As just about everyone in the world is aware, the last several months have been a bit strange here in the United States. A billionaire businessman with no government experience is now the leader of the free world. The country’s venerable intelligence agencies have posited that foreign operatives worked to help put him into office. And now, just days after his inauguration, his team – in its ongoing fight with the national media – is arguing that easily disprovable statements aren’t lies but “alternative facts.” Up does certainly seem to be down. 

I, like many people who are dismayed by these latest developments, have been looking for inspiration just about anywhere I can find it. I got a huge helping of it at the Women’s March on Washington this Saturday, but I have also been turning to fiction books to help guide me through this new reality. For the most part, these novels have been in the dystopian tradition. Indeed, just two days after the election, I tweeted:

I’ve always liked dystopias and for many of the same reasons that other people do too – ordinary citizens rebel against oppressive forces and, in the process, realize that they are much stronger than they thought. It’s inspirational, even when the challenges you face don’t seem so existential.

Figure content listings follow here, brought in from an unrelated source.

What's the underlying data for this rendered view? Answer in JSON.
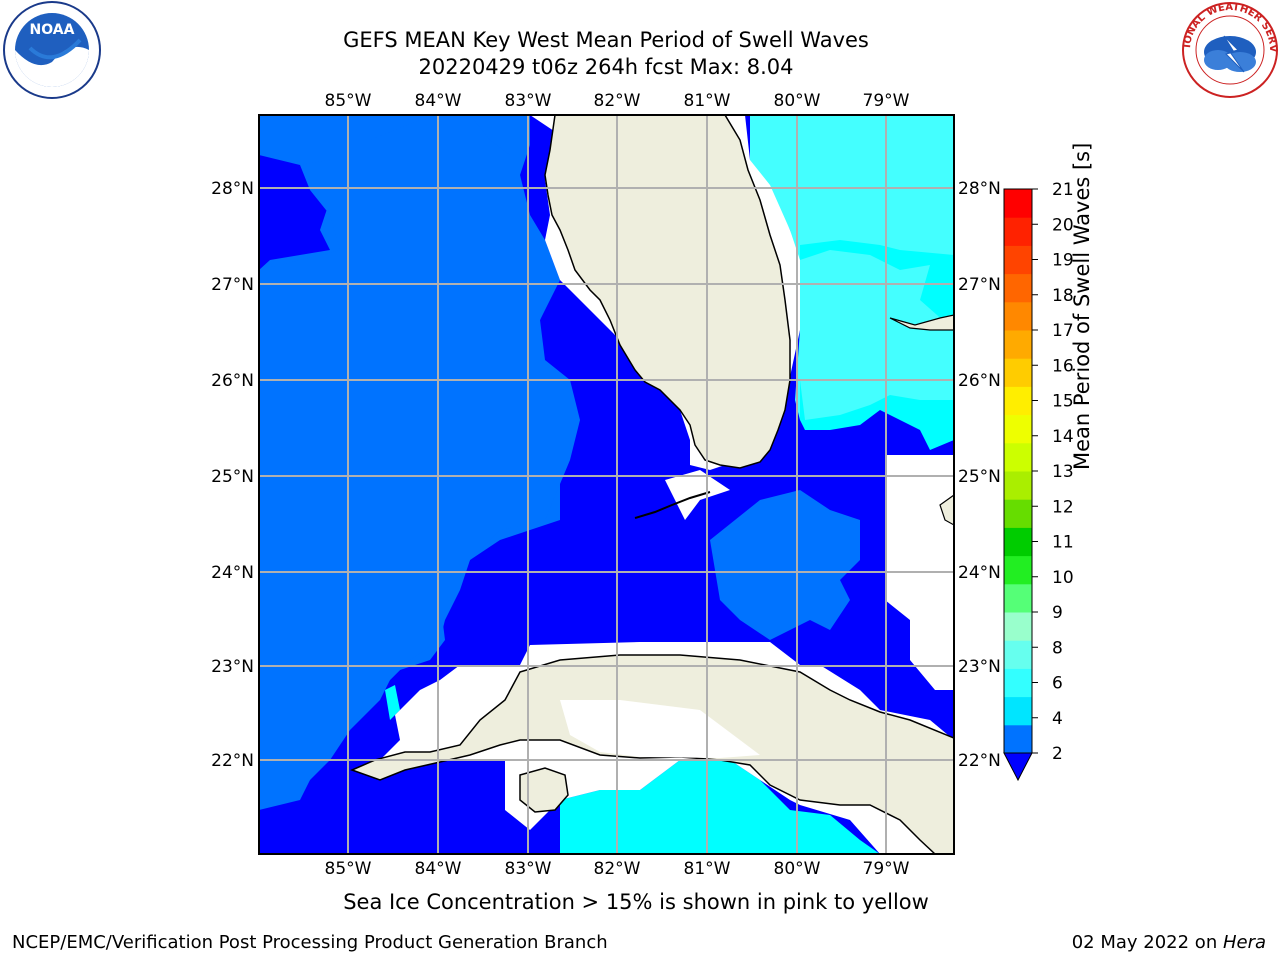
{
  "header": {
    "title_line1": "GEFS MEAN Key West Mean Period of Swell Waves",
    "title_line2": "20220429 t06z 264h fcst   Max: 8.04"
  },
  "map": {
    "lon_labels": [
      "85°W",
      "84°W",
      "83°W",
      "82°W",
      "81°W",
      "80°W",
      "79°W"
    ],
    "lat_labels": [
      "28°N",
      "27°N",
      "26°N",
      "25°N",
      "24°N",
      "23°N",
      "22°N"
    ],
    "colors": {
      "deep_blue": "#0000ff",
      "mid_blue": "#0073ff",
      "cyan": "#00ffff",
      "light_cyan": "#44ffff",
      "land": "#eeeedd",
      "grid": "#b0b0b0"
    }
  },
  "colorbar": {
    "label": "Mean Period of Swell Waves [s]",
    "ticks": [
      "21",
      "20",
      "19",
      "18",
      "17",
      "16",
      "15",
      "14",
      "13",
      "12",
      "11",
      "10",
      "9",
      "8",
      "6",
      "4",
      "2"
    ],
    "colors_bottom_to_top": [
      "#0073ff",
      "#00e5ff",
      "#33ffff",
      "#66ffee",
      "#99ffcc",
      "#55ff77",
      "#22ee22",
      "#00cc00",
      "#66dd00",
      "#aaee00",
      "#ccff00",
      "#eeff00",
      "#ffee00",
      "#ffcc00",
      "#ffaa00",
      "#ff8800",
      "#ff6600",
      "#ff4400",
      "#ff2200",
      "#ff0000"
    ],
    "under_color": "#0000ff"
  },
  "caption": "Sea Ice Concentration > 15% is shown in pink to yellow",
  "footer": {
    "left": "NCEP/EMC/Verification Post Processing Product Generation Branch",
    "right_date": "02 May 2022 on ",
    "right_machine": "Hera"
  },
  "logos": {
    "noaa_text": "NOAA",
    "nws_text": "NATIONAL WEATHER SERVICE"
  }
}
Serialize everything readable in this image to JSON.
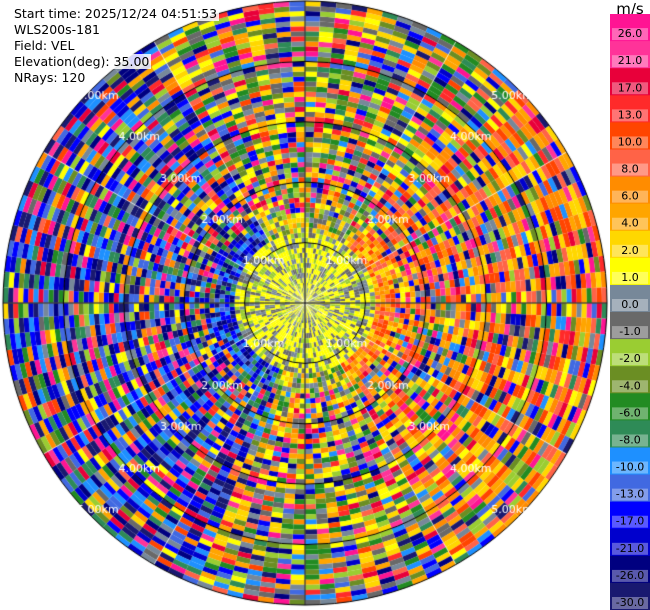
{
  "header": {
    "start_time": "Start time: 2025/12/24 04:51:53",
    "instrument": "WLS200s-181",
    "field": "Field: VEL",
    "elevation": "Elevation(deg): 35.00",
    "nrays": "NRays: 120"
  },
  "chart_data": {
    "type": "heatmap",
    "projection": "polar-ppi",
    "title": "",
    "field": "VEL",
    "unit": "m/s",
    "nrays": 120,
    "elevation_deg": 35.0,
    "max_range_km": 5.0,
    "range_rings_km": [
      1.0,
      2.0,
      3.0,
      4.0,
      5.0
    ],
    "ring_labels": [
      "1.00km",
      "2.00km",
      "3.00km",
      "4.00km",
      "5.00km"
    ],
    "colorbar": {
      "ticks": [
        "26.0",
        "21.0",
        "17.0",
        "13.0",
        "10.0",
        "8.0",
        "6.0",
        "4.0",
        "2.0",
        "1.0",
        "0.0",
        "-1.0",
        "-2.0",
        "-4.0",
        "-6.0",
        "-8.0",
        "-10.0",
        "-13.0",
        "-17.0",
        "-21.0",
        "-26.0",
        "-30.0"
      ],
      "colors": [
        "#ff1493",
        "#ff3399",
        "#e8003a",
        "#ff2a2a",
        "#ff4500",
        "#ff6347",
        "#ff8c00",
        "#ffa500",
        "#ffd700",
        "#ffff00",
        "#778899",
        "#696969",
        "#9acd32",
        "#6b8e23",
        "#228b22",
        "#2e8b57",
        "#1e90ff",
        "#4169e1",
        "#0000ff",
        "#0000cd",
        "#000080",
        "#191970"
      ]
    }
  }
}
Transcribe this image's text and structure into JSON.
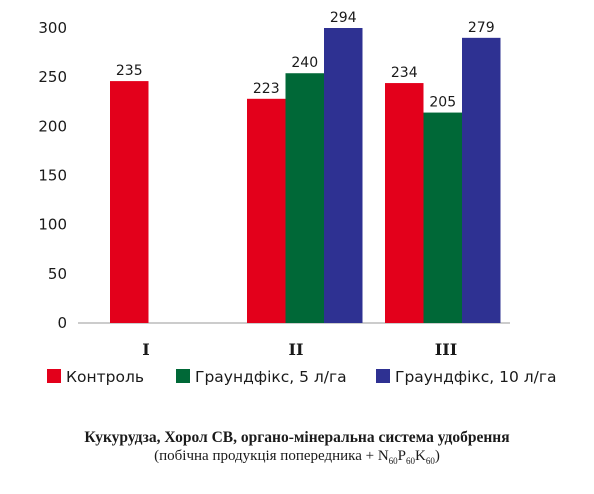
{
  "chart_data": {
    "type": "bar",
    "categories": [
      "I",
      "II",
      "III"
    ],
    "series": [
      {
        "name": "Контроль",
        "color": "#e3001b",
        "values": [
          235,
          223,
          234
        ]
      },
      {
        "name": "Граундфікс, 5 л/га",
        "color": "#006837",
        "values": [
          null,
          240,
          205
        ]
      },
      {
        "name": "Граундфікс, 10 л/га",
        "color": "#2e3192",
        "values": [
          null,
          294,
          279
        ]
      }
    ],
    "bar_heights": [
      [
        246,
        228,
        244
      ],
      [
        null,
        254,
        214
      ],
      [
        null,
        300,
        290
      ]
    ],
    "ylim": [
      0,
      300
    ],
    "yticks": [
      0,
      50,
      100,
      150,
      200,
      250,
      300
    ],
    "grid": false,
    "legend": "bottom"
  },
  "caption": {
    "title": "Кукурудза, Хорол СВ, органо-мінеральна система удобрення",
    "subtitle_prefix": "(побічна продукція попередника + N",
    "sub_n": "60",
    "p": "P",
    "sub_p": "60",
    "k": "K",
    "sub_k": "60",
    "subtitle_suffix": ")"
  }
}
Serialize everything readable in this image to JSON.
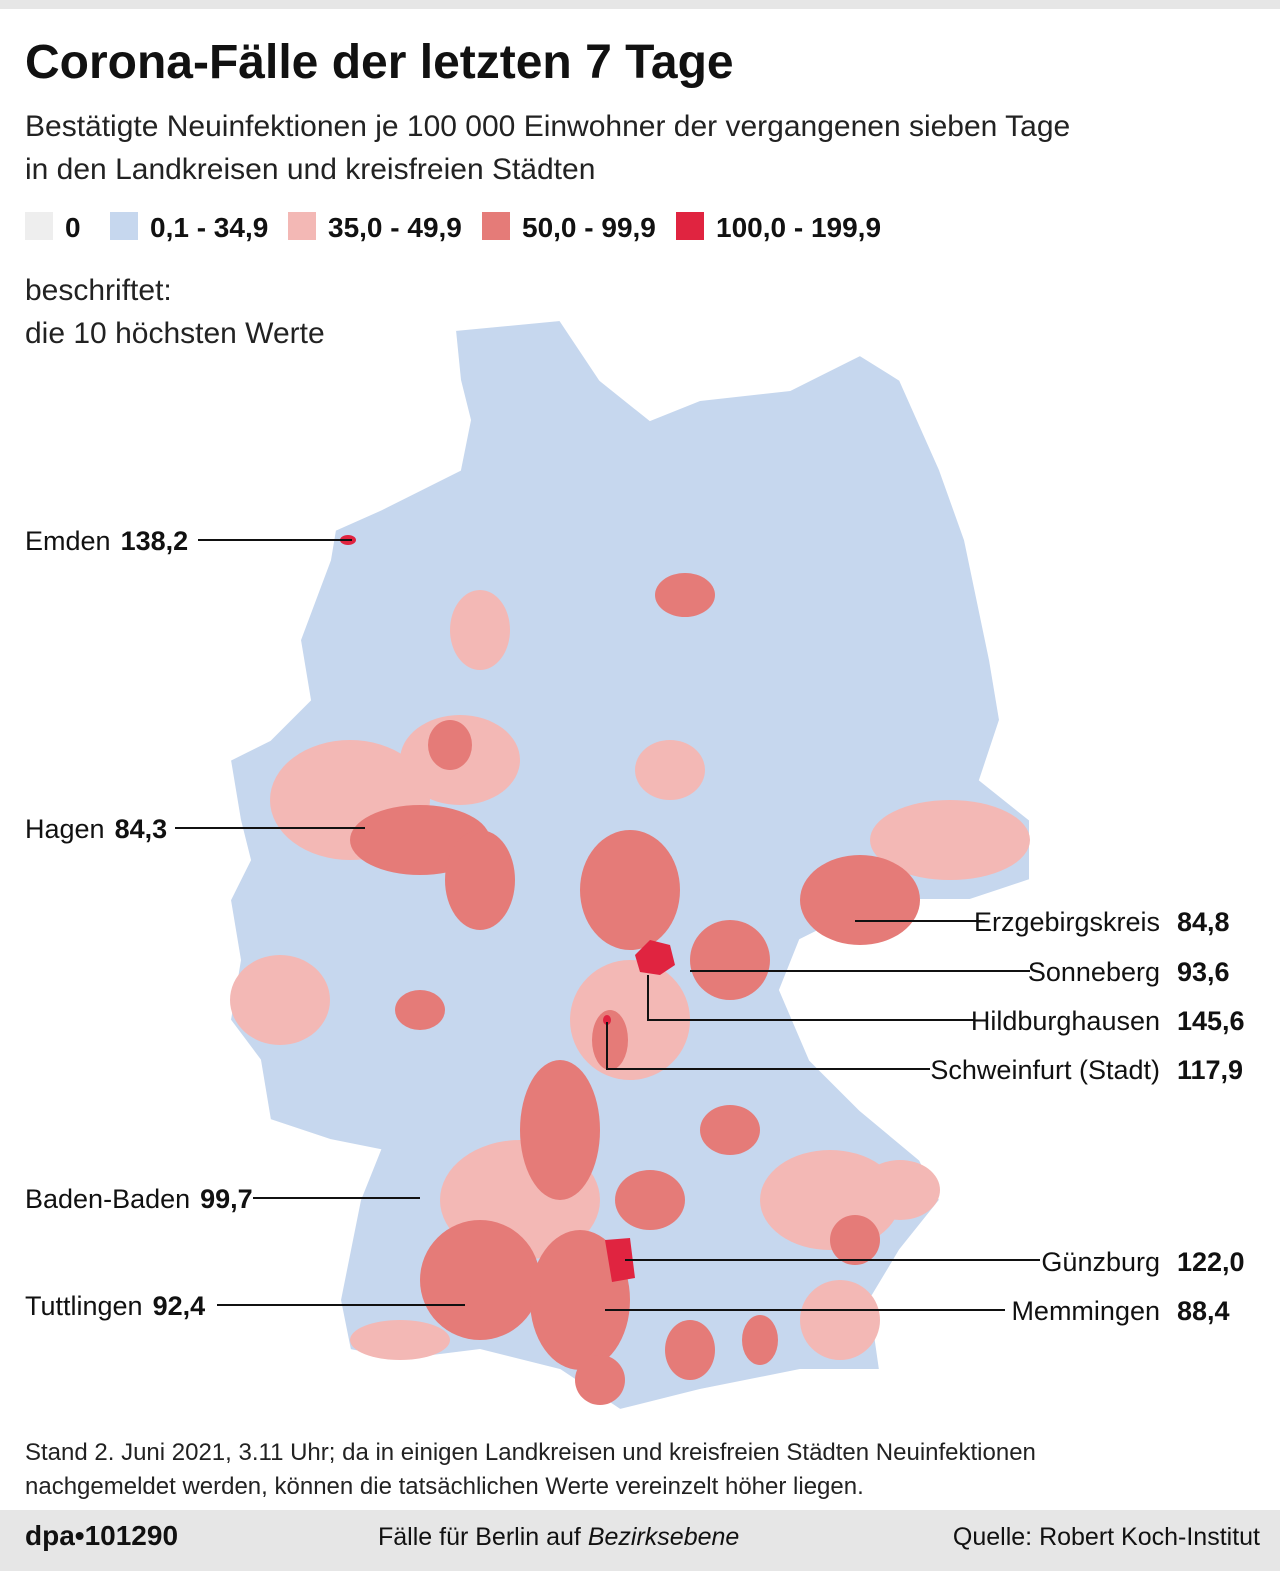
{
  "header": {
    "title": "Corona-Fälle der letzten 7 Tage",
    "subtitle": [
      "Bestätigte Neuinfektionen je 100 000 Einwohner der vergangenen sieben Tage",
      "in den Landkreisen und kreisfreien Städten"
    ]
  },
  "legend": [
    {
      "label": "0",
      "color": "#eeeeee"
    },
    {
      "label": "0,1 - 34,9",
      "color": "#c6d7ee"
    },
    {
      "label": "35,0 - 49,9",
      "color": "#f3b8b5"
    },
    {
      "label": "50,0 - 99,9",
      "color": "#e57b78"
    },
    {
      "label": "100,0 - 199,9",
      "color": "#e02440"
    }
  ],
  "note": [
    "beschriftet:",
    "die 10 höchsten Werte"
  ],
  "labels": [
    {
      "name": "Emden",
      "value": "138,2"
    },
    {
      "name": "Hagen",
      "value": "84,3"
    },
    {
      "name": "Baden-Baden",
      "value": "99,7"
    },
    {
      "name": "Tuttlingen",
      "value": "92,4"
    },
    {
      "name": "Erzgebirgskreis",
      "value": "84,8"
    },
    {
      "name": "Sonneberg",
      "value": "93,6"
    },
    {
      "name": "Hildburghausen",
      "value": "145,6"
    },
    {
      "name": "Schweinfurt (Stadt)",
      "value": "117,9"
    },
    {
      "name": "Günzburg",
      "value": "122,0"
    },
    {
      "name": "Memmingen",
      "value": "88,4"
    }
  ],
  "footnote": [
    "Stand 2. Juni 2021, 3.11 Uhr; da in einigen Landkreisen und kreisfreien Städten Neuinfektionen",
    "nachgemeldet werden, können die tatsächlichen Werte vereinzelt höher liegen."
  ],
  "footer": {
    "id": "dpa•101290",
    "center": [
      "Fälle für Berlin auf ",
      "Bezirksebene"
    ],
    "source": "Quelle: Robert Koch-Institut"
  }
}
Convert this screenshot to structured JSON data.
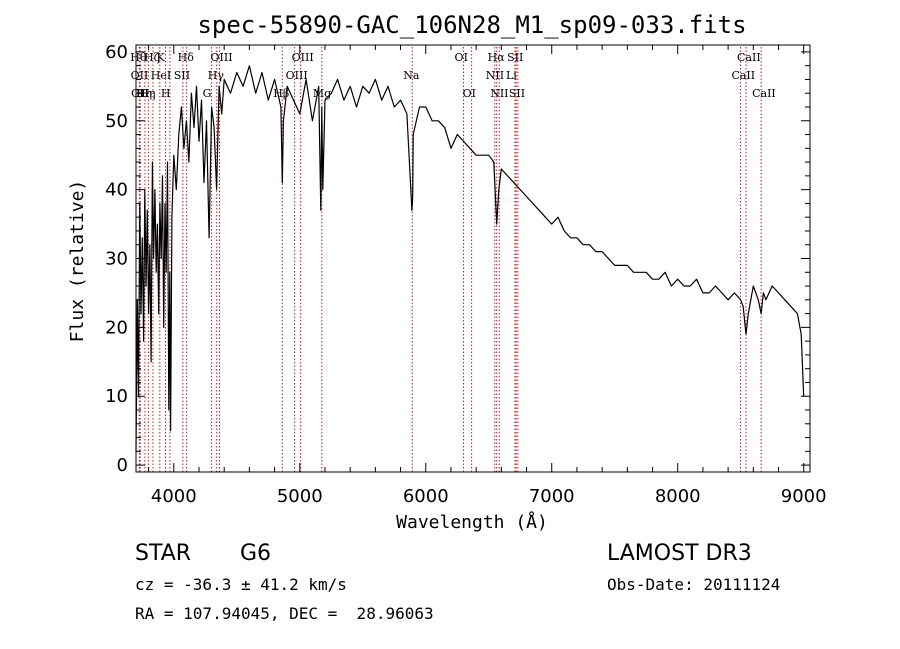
{
  "chart_data": {
    "type": "line",
    "title": "spec-55890-GAC_106N28_M1_sp09-033.fits",
    "xlabel": "Wavelength (Å)",
    "ylabel": "Flux (relative)",
    "xlim": [
      3700,
      9050
    ],
    "ylim": [
      -1,
      61
    ],
    "x_ticks": [
      4000,
      5000,
      6000,
      7000,
      8000,
      9000
    ],
    "y_ticks": [
      0,
      10,
      20,
      30,
      40,
      50,
      60
    ],
    "x_minor_step": 200,
    "y_minor_step": 2,
    "series": [
      {
        "name": "spectrum",
        "x": [
          3700,
          3710,
          3720,
          3730,
          3740,
          3750,
          3760,
          3770,
          3780,
          3790,
          3800,
          3810,
          3820,
          3830,
          3840,
          3850,
          3860,
          3870,
          3880,
          3890,
          3900,
          3910,
          3920,
          3930,
          3940,
          3950,
          3960,
          3968,
          3975,
          3985,
          4000,
          4020,
          4040,
          4060,
          4080,
          4100,
          4120,
          4140,
          4160,
          4180,
          4200,
          4220,
          4240,
          4260,
          4280,
          4300,
          4320,
          4340,
          4360,
          4380,
          4400,
          4450,
          4500,
          4550,
          4600,
          4650,
          4700,
          4750,
          4800,
          4850,
          4861,
          4870,
          4900,
          4950,
          5000,
          5050,
          5100,
          5150,
          5167,
          5175,
          5183,
          5200,
          5250,
          5300,
          5350,
          5400,
          5450,
          5500,
          5550,
          5600,
          5650,
          5700,
          5750,
          5800,
          5850,
          5890,
          5896,
          5900,
          5950,
          6000,
          6050,
          6100,
          6150,
          6200,
          6250,
          6300,
          6350,
          6400,
          6450,
          6500,
          6540,
          6563,
          6580,
          6600,
          6650,
          6700,
          6750,
          6800,
          6850,
          6900,
          6950,
          7000,
          7050,
          7100,
          7150,
          7200,
          7250,
          7300,
          7350,
          7400,
          7450,
          7500,
          7550,
          7600,
          7650,
          7700,
          7750,
          7800,
          7850,
          7900,
          7950,
          8000,
          8050,
          8100,
          8150,
          8200,
          8250,
          8300,
          8350,
          8400,
          8450,
          8500,
          8520,
          8542,
          8560,
          8600,
          8640,
          8662,
          8680,
          8700,
          8750,
          8800,
          8850,
          8900,
          8950,
          8980,
          9000
        ],
        "y": [
          2,
          24,
          10,
          38,
          22,
          33,
          18,
          40,
          26,
          37,
          22,
          32,
          15,
          44,
          30,
          40,
          28,
          35,
          22,
          38,
          30,
          42,
          20,
          38,
          28,
          44,
          8,
          28,
          5,
          36,
          45,
          40,
          48,
          52,
          46,
          50,
          44,
          54,
          49,
          55,
          47,
          53,
          41,
          50,
          33,
          52,
          49,
          40,
          55,
          51,
          56,
          54,
          57,
          55,
          58,
          54,
          57,
          53,
          56,
          52,
          41,
          50,
          55,
          53,
          51,
          56,
          50,
          55,
          37,
          52,
          40,
          53,
          54,
          56,
          53,
          55,
          52,
          55,
          54,
          56,
          53,
          55,
          52,
          53,
          51,
          37,
          39,
          48,
          52,
          52,
          50,
          50,
          49,
          46,
          48,
          47,
          46,
          45,
          45,
          45,
          44,
          35,
          40,
          43,
          42,
          41,
          40,
          39,
          38,
          37,
          36,
          35,
          36,
          34,
          33,
          33,
          32,
          32,
          31,
          31,
          30,
          29,
          29,
          29,
          28,
          28,
          28,
          27,
          27,
          28,
          26,
          27,
          26,
          26,
          27,
          25,
          25,
          26,
          25,
          24,
          25,
          24,
          23,
          19,
          22,
          26,
          24,
          22,
          25,
          24,
          26,
          25,
          24,
          23,
          22,
          19,
          10
        ]
      }
    ],
    "line_labels": [
      {
        "x": 3726,
        "label": "Hθ",
        "row": 1
      },
      {
        "x": 3729,
        "label": "OII",
        "row": 2
      },
      {
        "x": 3733,
        "label": "OII",
        "row": 3
      },
      {
        "x": 3771,
        "label": "Hη",
        "row": 3
      },
      {
        "x": 3798,
        "label": "Hη",
        "row": 3
      },
      {
        "x": 3835,
        "label": "Hζ",
        "row": 1
      },
      {
        "x": 3889,
        "label": "HeI",
        "row": 2
      },
      {
        "x": 3934,
        "label": "K",
        "row": 1
      },
      {
        "x": 3969,
        "label": "H",
        "row": 3
      },
      {
        "x": 4072,
        "label": "SII",
        "row": 2
      },
      {
        "x": 4102,
        "label": "Hδ",
        "row": 1
      },
      {
        "x": 4300,
        "label": "G",
        "row": 3
      },
      {
        "x": 4341,
        "label": "Hγ",
        "row": 2
      },
      {
        "x": 4363,
        "label": "OIII",
        "row": 1
      },
      {
        "x": 4861,
        "label": "Hβ",
        "row": 3
      },
      {
        "x": 4959,
        "label": "OIII",
        "row": 2
      },
      {
        "x": 5007,
        "label": "OIII",
        "row": 1
      },
      {
        "x": 5175,
        "label": "Mg",
        "row": 3
      },
      {
        "x": 5893,
        "label": "Na",
        "row": 2
      },
      {
        "x": 6300,
        "label": "OI",
        "row": 1
      },
      {
        "x": 6364,
        "label": "OI",
        "row": 3
      },
      {
        "x": 6548,
        "label": "NII",
        "row": 2
      },
      {
        "x": 6563,
        "label": "Hα",
        "row": 1
      },
      {
        "x": 6583,
        "label": "NII",
        "row": 3
      },
      {
        "x": 6708,
        "label": "Li",
        "row": 2
      },
      {
        "x": 6717,
        "label": "SII",
        "row": 1
      },
      {
        "x": 6731,
        "label": "SII",
        "row": 3
      },
      {
        "x": 8498,
        "label": "CaII",
        "row": 2
      },
      {
        "x": 8542,
        "label": "CaII",
        "row": 1
      },
      {
        "x": 8662,
        "label": "CaII",
        "row": 3
      }
    ]
  },
  "info": {
    "object_class": "STAR",
    "subclass": "G6",
    "redshift": "cz = -36.3 ± 41.2 km/s",
    "coords": "RA = 107.94045, DEC =  28.96063",
    "survey": "LAMOST DR3",
    "obs_date": "Obs-Date: 20111124"
  },
  "colors": {
    "line": "#000000",
    "marker": "#b22222",
    "axes": "#000000"
  }
}
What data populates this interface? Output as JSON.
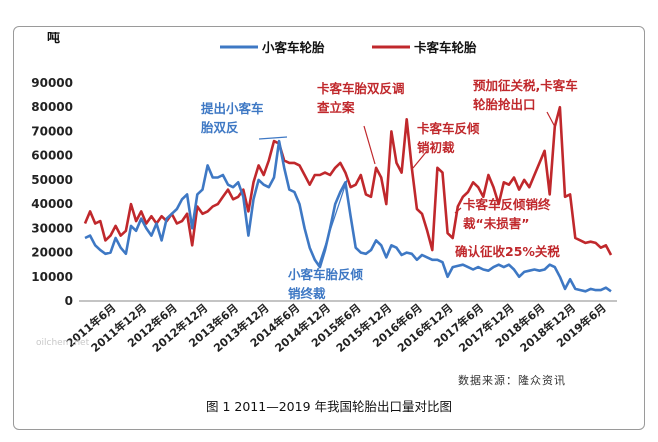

Unsurprisingly, I am not the only one turning to these types of books for lessons about resisting. In fact, Chris Taylor has launched a new effort over at Mashable – the Dystopia Project – that will examine a different dystopian novel every two weeks and he will “continue [it] for as long as necessary.”

In describing the project, Taylor writes: “This isn’t a purely academic exercise. Dystopian science-fiction writers aren’t just looking to tell a good yarn. They show us what the worst aspects of humanity look like when they manipulate technology for their own ends.” And though dystopian novels take a variety of forms, they all “contain two things: a manipulative power, and some form of resistance to that power. Both [of which] are relevant to our interests.”

The first book he showcases is Catalyst, the Rogue One prequel novel. As he notes, the Star Wars stories aren’t normally considered dystopian, but relevant lessons can be derived from all sorts of science fiction tales – not just those where the world is an automated, burned out, or highly monitored refraction of what we currently know.

Like Taylor, I read Catalyst after the election because I was looking for an escape, and because I was curious to know the story behind the creation of the Death Star. What I found was, as he writes, “a tale of an ambitious, manipulative, smooth-talking villain who spends the whole book trying to gaslight our heroes. Meanwhile in the background, military spending skyrockets, a Republic turns into an Empire, and entire worlds are strip-mined for resources without a thought for the environment.” Sound a weensy bit familiar?

But among all of the double-dealing, the Resistance also begins to emerge. While Lyra Erso, the wife of the main character – Galen Erso, seems to be aware that something is off from the beginning, the figure that likely resembles the majority of us is Has Obitt, a smuggler who eventually becomes a part of the rebellion. In fact, the passage Taylor cites in his article reminded me of one particular sign I saw at the march over and over again this weekend: “They tried to bury us. They didn’t know we were seeds.”

Based on a poem by the Greek author Dinos Christianopoulos, the phrase gets at the heart of any sort of resistance to any type of oppression, whether fictional or nonfictional – we may not live to see the fruits of our efforts, but our actions do indeed matter, regardless of how big or how small they might be.